Buddhist chat lines and other venues often contain the abusive comments of a gang of contributors who consider themselves the Dharma Schutzstaffel, an orthodox "Guardian Squadron" that is entitled to denounce (as they quote chapter and verse of scriptures from their particular school) and expel from Buddhist ranks anyone who does not subscribe to their version of the Dharma. Buddhism's "gentle persuasion" is no where in sight. Those who would comment in a gentle manner are driven away - as are readers who visited the site in hopes of finding a Path.

All of these self-ordained "Keepers of the Flame" accomplish very little. Given a little time, they usually strengthen the side they are opposing.

Jim Thorpe's medals were returned to him, thirty years after his death. Ultimately, none of the incident's disgrace fell upon him.

The soldiers in Iraq believe in their cause and continue to do what they agreed to do. They do not make foreign policy; and neither their interests nor the reputation of the country need be sacrificed in order to voice an opinion about that policy.
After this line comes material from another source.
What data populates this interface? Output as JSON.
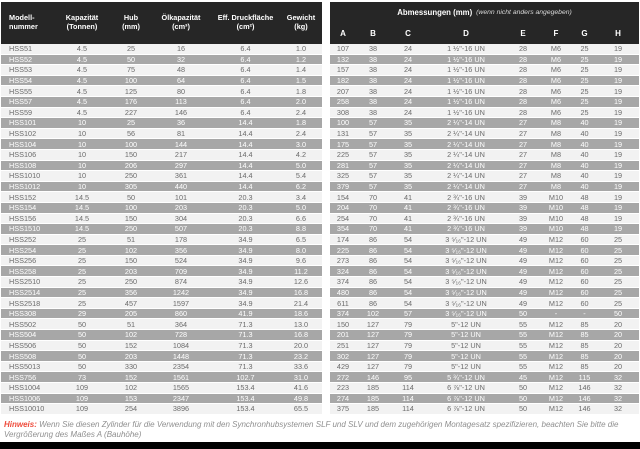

Perhaps as a demonstration of combat-readiness, they immediately responded to the slur by posing in front of hand-painted signs: "Halp us, John. We ain't got no ejicashun." The Senator, his foot bleeding, announced that he would not be a candidate for the presidency.

By their premature and somewhat cavalier determination that a drunken, reckless charge was Gospel truth, the 88 faculty members helped to create another Tawanda Brawley. This is not likely to benefit the next African American woman who claims to have been beaten and raped by white men. But on the bright side, the Ku Klux Klan may give them a gratuity for all the good they did for race relations.

And finally, we, as Buddhists, should be circumspect when voicing opinions about our religion and the religion of others. If we can't obey the rules of Loyal Opposition, we should make an effort to be civil and to try, at least, to respect the right, to "live and let live." Destroying something in order to improve it or save it makes sense only in the world of intellectual snobbery.